Create Manage_Security_Like_Pro.md

Security/Manage_Security_Like_Pro.md

@@ -0,0 +1,28 @@
+# Kubernetes Security Journey for DevSecOps Engineers
+
+As DevSecOps engineers, one of the primary resposibilities is to maintain security of your Kubernetes clusters and the containers.
+Here are some of the mandatory things to consider.
+
+## Secure your API server
+The Kubernetes API server is a critical component of the cluster and should be secured with strong authentication and authorization mechanisms. 
+Use TLS certificates for all communications with the API server.
+
+## RBAC
+Use Role-Based Access Control to define who can access the Kubernetes API and what actions they are allowed to perform. 
+Use strong authentication methods like multi-factor authentication and enforce password policies.
+
+## Network Policies
+Use network policies to restrict traffic within the cluster and to/from external sources. 

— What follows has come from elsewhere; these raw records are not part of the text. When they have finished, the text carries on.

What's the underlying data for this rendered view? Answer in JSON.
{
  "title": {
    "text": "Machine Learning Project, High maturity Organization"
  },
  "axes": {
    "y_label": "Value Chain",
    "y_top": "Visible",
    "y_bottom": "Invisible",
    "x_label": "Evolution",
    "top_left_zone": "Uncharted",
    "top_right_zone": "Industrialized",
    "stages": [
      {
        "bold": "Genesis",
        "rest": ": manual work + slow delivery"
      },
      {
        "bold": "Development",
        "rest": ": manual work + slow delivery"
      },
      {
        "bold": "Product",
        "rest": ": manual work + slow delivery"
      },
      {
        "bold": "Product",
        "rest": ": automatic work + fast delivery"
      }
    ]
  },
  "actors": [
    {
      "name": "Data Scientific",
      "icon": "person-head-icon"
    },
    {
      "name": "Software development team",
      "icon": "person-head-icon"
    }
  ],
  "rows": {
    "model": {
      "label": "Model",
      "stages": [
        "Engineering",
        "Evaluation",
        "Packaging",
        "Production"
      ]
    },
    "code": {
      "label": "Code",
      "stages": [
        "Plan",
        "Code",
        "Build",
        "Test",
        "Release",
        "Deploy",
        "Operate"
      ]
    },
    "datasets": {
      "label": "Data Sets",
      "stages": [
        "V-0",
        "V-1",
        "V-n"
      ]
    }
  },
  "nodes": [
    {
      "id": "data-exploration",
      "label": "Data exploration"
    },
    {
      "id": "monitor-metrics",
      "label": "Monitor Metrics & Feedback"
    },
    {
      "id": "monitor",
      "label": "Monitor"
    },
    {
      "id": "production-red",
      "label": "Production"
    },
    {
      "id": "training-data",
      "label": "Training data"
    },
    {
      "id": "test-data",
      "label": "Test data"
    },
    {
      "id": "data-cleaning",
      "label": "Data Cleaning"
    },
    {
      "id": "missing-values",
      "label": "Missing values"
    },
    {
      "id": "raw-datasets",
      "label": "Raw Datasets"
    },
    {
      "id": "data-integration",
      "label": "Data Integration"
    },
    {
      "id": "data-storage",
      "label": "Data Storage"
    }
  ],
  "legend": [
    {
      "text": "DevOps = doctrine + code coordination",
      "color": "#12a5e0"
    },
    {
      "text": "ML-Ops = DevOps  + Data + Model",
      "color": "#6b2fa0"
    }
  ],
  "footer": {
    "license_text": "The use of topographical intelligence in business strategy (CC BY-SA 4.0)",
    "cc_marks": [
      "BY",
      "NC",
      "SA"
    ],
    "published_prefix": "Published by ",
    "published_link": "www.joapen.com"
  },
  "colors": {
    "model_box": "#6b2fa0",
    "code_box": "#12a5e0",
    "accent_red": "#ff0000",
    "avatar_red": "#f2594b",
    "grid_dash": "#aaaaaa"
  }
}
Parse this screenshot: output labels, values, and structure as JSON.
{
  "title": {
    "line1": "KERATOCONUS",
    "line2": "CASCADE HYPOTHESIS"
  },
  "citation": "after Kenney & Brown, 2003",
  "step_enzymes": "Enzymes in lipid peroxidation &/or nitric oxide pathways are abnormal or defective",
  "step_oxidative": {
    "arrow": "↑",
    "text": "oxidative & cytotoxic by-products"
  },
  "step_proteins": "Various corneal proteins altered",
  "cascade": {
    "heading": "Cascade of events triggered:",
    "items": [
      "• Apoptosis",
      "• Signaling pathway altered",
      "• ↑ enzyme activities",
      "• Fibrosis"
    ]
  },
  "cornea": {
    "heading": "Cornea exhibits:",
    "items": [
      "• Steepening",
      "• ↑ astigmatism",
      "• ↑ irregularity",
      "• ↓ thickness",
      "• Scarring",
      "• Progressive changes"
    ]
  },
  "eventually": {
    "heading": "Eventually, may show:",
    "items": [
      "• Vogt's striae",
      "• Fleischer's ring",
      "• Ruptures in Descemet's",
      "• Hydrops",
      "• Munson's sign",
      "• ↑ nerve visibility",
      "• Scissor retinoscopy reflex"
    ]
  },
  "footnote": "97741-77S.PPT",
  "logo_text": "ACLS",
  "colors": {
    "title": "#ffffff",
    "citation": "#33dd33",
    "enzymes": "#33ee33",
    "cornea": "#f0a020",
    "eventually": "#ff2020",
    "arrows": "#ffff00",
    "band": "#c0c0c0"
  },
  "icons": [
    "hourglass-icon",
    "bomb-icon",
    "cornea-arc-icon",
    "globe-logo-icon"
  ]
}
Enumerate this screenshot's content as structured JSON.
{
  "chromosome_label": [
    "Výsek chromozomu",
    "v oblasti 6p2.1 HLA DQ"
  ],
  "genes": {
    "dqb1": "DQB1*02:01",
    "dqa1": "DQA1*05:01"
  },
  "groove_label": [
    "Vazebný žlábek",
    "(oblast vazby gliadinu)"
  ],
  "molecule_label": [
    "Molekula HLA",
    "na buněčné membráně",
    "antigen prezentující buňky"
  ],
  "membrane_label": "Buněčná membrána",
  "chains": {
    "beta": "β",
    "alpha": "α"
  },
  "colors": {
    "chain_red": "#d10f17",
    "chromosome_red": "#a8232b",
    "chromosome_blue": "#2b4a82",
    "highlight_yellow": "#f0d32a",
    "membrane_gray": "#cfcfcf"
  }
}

+Use firewalls and security groups to control traffic to and from the cluster.
+
+## Encrypt data at rest
+Use encryption to protect sensitive data stored in etcd and other components of the cluster.
+
+## Secure Container Images
+Use container images from trusted sources and scan them for vulnerabilities before deployment.
+
+## Cluster Monitoring
+Use tools like Kubernetes Audit Logs and security monitoring solutions to detect and respond to security threats in real-time.
+
+## Upgrades
+Keep the Kubernetes cluster and its components up to date with the latest security patches and updates.